Nasrallah est secrétaire général du Hezbollah depuis 1992. Le groupe a été formé en tant que « Résistance islamique » contre l’occupation du Sud-Liban par Israël entre 1982 et 2000, inspiré par la révolution iranienne de 1979. Lors de l’invasion du Sud-Liban par Israël en 2006 visant à écraser le Hezbollah, le groupe a mobilisé un large soutien populaire, forçant Israël et l’administration Bush à accepter un cessez-le-feu soutenu par l’ONU, qui a été largement considéré comme une débâcle pour Israël.

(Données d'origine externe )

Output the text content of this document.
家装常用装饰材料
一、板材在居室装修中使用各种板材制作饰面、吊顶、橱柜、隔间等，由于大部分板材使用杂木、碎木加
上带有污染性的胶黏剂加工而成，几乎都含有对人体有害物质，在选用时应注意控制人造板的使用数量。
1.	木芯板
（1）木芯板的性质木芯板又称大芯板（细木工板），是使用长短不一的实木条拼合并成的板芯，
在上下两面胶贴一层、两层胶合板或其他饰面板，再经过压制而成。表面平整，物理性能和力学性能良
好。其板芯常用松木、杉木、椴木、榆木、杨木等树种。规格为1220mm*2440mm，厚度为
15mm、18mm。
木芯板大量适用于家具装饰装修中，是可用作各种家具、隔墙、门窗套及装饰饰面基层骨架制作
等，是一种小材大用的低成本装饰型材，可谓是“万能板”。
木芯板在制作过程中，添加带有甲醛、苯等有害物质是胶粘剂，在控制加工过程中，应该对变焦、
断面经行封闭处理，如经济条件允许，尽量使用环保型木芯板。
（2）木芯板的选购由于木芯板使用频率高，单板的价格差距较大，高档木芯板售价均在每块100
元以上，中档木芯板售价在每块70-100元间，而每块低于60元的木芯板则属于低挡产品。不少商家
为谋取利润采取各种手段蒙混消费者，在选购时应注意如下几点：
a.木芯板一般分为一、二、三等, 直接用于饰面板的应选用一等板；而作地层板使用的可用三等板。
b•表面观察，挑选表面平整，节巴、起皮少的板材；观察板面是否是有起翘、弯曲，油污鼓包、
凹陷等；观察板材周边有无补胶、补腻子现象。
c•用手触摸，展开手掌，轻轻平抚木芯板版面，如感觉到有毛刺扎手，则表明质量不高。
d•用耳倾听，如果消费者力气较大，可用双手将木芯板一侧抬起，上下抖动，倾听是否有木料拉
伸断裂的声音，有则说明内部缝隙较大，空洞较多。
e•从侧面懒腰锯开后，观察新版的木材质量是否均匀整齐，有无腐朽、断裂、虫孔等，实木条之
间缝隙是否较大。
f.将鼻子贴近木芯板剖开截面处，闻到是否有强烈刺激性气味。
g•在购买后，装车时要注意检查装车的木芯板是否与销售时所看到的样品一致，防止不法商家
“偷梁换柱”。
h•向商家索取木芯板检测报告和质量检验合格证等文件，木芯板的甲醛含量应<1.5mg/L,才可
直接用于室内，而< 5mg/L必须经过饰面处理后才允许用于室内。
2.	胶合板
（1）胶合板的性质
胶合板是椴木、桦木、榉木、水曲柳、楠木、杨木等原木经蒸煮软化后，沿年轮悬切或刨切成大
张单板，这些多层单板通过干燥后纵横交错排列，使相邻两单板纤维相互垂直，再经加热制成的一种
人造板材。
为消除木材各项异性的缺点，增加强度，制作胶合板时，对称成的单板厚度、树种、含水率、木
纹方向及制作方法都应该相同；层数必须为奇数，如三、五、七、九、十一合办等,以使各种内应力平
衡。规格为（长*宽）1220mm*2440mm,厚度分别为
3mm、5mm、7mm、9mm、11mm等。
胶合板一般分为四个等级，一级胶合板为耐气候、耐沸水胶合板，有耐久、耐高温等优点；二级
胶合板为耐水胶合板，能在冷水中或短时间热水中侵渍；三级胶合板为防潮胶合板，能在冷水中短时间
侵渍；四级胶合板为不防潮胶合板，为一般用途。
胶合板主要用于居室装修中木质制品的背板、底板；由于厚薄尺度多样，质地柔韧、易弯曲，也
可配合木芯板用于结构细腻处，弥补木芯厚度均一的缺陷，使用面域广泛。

Aujourd’hui, Israël a profité de l’attaque du Hamas du 7 octobre 2023 pour se venger de cette honte.
Samedi, des avions de combat israéliens F-15 ont largué 85 bombes, dont la majorité étaient des bombes anti-bunker de 900 kilos fournies par les Etats-Unis, sur un complexe souterrain où Nasrallah rencontrait d’autres dirigeants dans le centre du Liban. Les frappes ont complètement détruit plusieurs complexes d’appartements de grande hauteur.
« L’attaque a détruit au moins quatre grands bâtiments à deux endroits différents et a causé de lourds dégâts sur une zone de 300 mètres », a rapporté le Washington Post . « Une vidéo, filmée depuis une fenêtre, montre au moins quatre colonnes distinctes s’élevant au-dessus de Dahiyeh, une banlieue au sud de Beyrouth. Les panaches semblent mesurer des dizaines de mètres de large et de haut, s’élevant au-dessus des bâtiments en contrebas. On peut entendre des cris en arrière-plan. »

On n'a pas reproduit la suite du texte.